If you are early in your career and short on workplace achievements, draw on coursework, projects, part-time jobs, volunteering and societies. Skills like organisation, teamwork and problem-solving show up everywhere, not just in graduate jobs.

UK conventions and what to leave out

CV norms vary by country, so for UK applications keep these in mind:

DoDon't
Keep it to about two pagesStretch to a CV-as-novel
Use a professional email addressUse a jokey or old personal one
Spell consistently in UK EnglishMix US and UK spellings
Lead with relevant, recent experienceBury the good stuff on page two
List skills named in the advertList irrelevant or obvious skills

Things to omit in the UK: a photo, your date of birth or age, marital status, nationality (unless directly relevant to right-to-work, which is handled separately), and a long list of generic hobbies. These are left off partly to reduce the scope for bias, and including them can make a CV look dated.

Common mistakes that cost interviews

A few errors sink otherwise strong CVs:

  • Typos and grammar slips.
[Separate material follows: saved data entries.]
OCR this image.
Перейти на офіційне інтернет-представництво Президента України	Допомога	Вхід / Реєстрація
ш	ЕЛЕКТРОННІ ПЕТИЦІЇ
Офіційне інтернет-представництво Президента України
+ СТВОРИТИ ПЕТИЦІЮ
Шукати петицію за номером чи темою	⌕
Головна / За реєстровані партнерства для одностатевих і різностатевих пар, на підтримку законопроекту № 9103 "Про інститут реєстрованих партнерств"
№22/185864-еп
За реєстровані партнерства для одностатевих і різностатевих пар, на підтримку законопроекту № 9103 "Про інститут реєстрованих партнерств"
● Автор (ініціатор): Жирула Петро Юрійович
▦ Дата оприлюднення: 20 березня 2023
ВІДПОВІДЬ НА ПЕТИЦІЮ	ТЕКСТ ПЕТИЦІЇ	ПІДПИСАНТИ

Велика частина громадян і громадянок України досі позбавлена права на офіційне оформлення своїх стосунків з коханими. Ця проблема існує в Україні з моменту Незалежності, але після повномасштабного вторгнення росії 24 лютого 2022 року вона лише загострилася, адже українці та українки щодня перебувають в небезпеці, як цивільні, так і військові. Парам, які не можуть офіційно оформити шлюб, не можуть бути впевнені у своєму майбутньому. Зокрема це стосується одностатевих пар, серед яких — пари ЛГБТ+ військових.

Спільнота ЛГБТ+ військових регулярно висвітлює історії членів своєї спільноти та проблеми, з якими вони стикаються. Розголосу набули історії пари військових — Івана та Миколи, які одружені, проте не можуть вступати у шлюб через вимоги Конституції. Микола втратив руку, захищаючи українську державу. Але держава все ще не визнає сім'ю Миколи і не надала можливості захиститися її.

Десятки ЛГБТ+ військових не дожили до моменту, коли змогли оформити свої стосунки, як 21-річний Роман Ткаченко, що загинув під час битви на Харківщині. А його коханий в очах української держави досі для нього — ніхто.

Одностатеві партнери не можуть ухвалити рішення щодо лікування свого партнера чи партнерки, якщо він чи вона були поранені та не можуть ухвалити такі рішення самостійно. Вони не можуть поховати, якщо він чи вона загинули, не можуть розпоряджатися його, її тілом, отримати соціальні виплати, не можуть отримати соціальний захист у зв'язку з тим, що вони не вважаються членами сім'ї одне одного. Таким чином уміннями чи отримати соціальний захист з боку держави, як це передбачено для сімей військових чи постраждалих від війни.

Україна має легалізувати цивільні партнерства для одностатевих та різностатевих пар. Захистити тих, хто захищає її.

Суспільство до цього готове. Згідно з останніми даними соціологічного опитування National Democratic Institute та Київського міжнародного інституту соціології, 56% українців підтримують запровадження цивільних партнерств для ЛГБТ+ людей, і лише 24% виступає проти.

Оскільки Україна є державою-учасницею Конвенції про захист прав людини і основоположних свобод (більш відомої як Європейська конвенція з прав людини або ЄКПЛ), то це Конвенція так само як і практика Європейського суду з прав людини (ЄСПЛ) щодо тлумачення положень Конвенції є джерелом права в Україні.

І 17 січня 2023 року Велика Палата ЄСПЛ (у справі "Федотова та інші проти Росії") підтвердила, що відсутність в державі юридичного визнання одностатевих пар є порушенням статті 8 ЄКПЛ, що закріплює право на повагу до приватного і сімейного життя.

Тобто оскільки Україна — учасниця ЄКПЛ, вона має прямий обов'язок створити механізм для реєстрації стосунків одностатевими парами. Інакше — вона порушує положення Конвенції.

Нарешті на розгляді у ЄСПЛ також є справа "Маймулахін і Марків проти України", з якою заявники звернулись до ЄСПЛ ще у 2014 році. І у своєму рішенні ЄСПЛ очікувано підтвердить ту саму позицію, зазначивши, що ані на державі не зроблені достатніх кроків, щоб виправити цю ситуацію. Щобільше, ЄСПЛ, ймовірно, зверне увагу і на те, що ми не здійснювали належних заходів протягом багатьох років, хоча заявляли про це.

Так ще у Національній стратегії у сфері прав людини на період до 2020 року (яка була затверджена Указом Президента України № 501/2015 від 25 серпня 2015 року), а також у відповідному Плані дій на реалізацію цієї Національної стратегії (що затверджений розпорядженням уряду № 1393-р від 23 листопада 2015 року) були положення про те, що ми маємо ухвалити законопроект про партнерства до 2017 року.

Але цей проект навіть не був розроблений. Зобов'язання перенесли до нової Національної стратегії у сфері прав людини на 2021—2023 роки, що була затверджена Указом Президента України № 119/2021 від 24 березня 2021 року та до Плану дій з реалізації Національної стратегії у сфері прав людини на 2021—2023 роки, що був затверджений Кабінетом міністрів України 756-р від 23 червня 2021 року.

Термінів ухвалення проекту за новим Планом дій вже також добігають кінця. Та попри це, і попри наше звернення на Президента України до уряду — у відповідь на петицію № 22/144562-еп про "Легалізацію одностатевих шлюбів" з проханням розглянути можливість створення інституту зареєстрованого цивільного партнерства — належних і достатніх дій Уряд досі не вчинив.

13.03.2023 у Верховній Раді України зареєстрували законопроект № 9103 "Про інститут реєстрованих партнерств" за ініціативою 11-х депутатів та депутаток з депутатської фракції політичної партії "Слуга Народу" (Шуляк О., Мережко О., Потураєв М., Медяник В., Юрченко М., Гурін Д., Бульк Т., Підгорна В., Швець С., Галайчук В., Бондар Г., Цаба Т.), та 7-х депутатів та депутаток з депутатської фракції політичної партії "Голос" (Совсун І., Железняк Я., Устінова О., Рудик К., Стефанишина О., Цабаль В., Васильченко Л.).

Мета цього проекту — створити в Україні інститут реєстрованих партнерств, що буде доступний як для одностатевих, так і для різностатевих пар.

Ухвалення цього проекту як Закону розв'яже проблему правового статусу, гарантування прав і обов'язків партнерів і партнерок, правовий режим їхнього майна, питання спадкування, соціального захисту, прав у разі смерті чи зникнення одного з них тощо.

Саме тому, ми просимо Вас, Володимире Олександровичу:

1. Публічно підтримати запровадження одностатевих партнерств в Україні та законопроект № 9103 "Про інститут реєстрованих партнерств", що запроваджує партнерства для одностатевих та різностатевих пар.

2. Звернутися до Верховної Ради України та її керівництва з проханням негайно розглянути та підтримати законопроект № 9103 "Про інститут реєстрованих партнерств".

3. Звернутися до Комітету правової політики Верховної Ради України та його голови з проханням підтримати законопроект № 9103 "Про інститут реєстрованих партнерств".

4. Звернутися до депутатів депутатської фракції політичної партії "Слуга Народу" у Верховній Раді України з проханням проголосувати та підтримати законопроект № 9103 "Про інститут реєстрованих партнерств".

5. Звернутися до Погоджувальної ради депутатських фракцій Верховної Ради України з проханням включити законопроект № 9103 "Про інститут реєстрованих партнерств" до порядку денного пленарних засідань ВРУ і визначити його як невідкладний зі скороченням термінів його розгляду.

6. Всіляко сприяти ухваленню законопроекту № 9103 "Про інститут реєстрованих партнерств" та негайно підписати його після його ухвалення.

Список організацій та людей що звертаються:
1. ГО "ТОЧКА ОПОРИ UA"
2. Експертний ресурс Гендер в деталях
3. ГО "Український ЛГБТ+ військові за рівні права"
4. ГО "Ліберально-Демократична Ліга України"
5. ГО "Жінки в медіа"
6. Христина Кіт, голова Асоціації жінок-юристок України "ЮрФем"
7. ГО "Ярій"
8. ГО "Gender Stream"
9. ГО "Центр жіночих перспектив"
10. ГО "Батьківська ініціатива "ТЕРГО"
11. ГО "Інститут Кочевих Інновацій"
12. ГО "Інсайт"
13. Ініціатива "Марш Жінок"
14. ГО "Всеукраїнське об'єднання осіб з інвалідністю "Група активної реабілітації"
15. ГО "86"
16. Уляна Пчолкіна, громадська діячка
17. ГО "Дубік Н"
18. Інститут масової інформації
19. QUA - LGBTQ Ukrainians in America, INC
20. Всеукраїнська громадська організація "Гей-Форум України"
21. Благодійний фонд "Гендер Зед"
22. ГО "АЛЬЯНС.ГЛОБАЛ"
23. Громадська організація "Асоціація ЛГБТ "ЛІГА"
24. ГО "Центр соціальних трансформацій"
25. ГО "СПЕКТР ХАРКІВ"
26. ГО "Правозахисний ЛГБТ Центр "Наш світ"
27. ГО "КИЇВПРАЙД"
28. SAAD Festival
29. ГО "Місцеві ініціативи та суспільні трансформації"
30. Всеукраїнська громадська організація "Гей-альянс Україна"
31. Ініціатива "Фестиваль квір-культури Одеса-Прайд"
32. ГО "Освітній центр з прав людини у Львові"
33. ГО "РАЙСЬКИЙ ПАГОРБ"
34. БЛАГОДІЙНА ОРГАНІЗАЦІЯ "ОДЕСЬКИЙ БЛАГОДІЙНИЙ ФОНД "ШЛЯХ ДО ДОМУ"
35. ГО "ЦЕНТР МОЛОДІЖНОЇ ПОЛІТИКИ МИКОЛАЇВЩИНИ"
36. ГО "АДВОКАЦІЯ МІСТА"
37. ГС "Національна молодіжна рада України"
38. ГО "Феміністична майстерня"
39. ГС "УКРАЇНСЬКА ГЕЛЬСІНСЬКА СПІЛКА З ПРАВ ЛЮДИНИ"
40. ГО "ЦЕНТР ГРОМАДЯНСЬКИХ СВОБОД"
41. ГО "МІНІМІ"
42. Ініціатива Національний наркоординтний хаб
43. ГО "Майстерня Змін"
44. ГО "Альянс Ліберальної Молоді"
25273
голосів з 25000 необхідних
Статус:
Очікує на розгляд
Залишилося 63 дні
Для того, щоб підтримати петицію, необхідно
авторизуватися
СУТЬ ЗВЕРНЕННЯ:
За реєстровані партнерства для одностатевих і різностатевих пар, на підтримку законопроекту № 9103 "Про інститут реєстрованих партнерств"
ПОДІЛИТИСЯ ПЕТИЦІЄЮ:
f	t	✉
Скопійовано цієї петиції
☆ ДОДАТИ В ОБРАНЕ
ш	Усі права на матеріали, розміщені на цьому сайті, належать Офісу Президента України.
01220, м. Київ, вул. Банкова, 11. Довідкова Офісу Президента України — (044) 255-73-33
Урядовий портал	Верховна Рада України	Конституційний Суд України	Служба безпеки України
They signal carelessness on a document meant to show your best work. Proofread, read it aloud, and ask someone else to check it.
  • Being vague. "Good communication skills" means little; an example that demonstrates it means a lot.
  • One CV for everything. As above — generic CVs rarely stand out.
  • Unexplained gaps presented awkwardly. Brief, honest framing of career breaks is better than odd dates that invite suspicion.
  • Inconsistent formatting. Mismatched fonts, dates and bullet styles look sloppy.
  • Stretching the truth. Embellishment tends to unravel at interview or in references and is not worth the risk.

For a free, authoritative UK reference while you write, the government-backed National Careers Service offers CV guidance and examples.

A quick checklist

Before you send it, run through:

  • Tailored to this specific job and its keywords
  • Profile is sharp and role-specific
  • Achievements quantified where possible
  • About two pages, clean and consistent layout
  • No photo, age or marital status
  • Proofread by you and at least one other person
  • Contact details correct and professional

Approaching your career deliberately — learning new skills and keeping them current — also makes your CV easier to write, a theme we explore in lifelong learning.

The bottom line

A strong CV is clear, relevant and tailored. Use a conventional structure so it is read quickly and screens well, match it to each job using the advert's own language, and describe achievements with results rather than listing duties. Keep it to about two pages, follow UK conventions by leaving off photos and personal details, and proofread until it is flawless. Get those things right and your CV does its one job — getting you through the door so you can do the rest in person.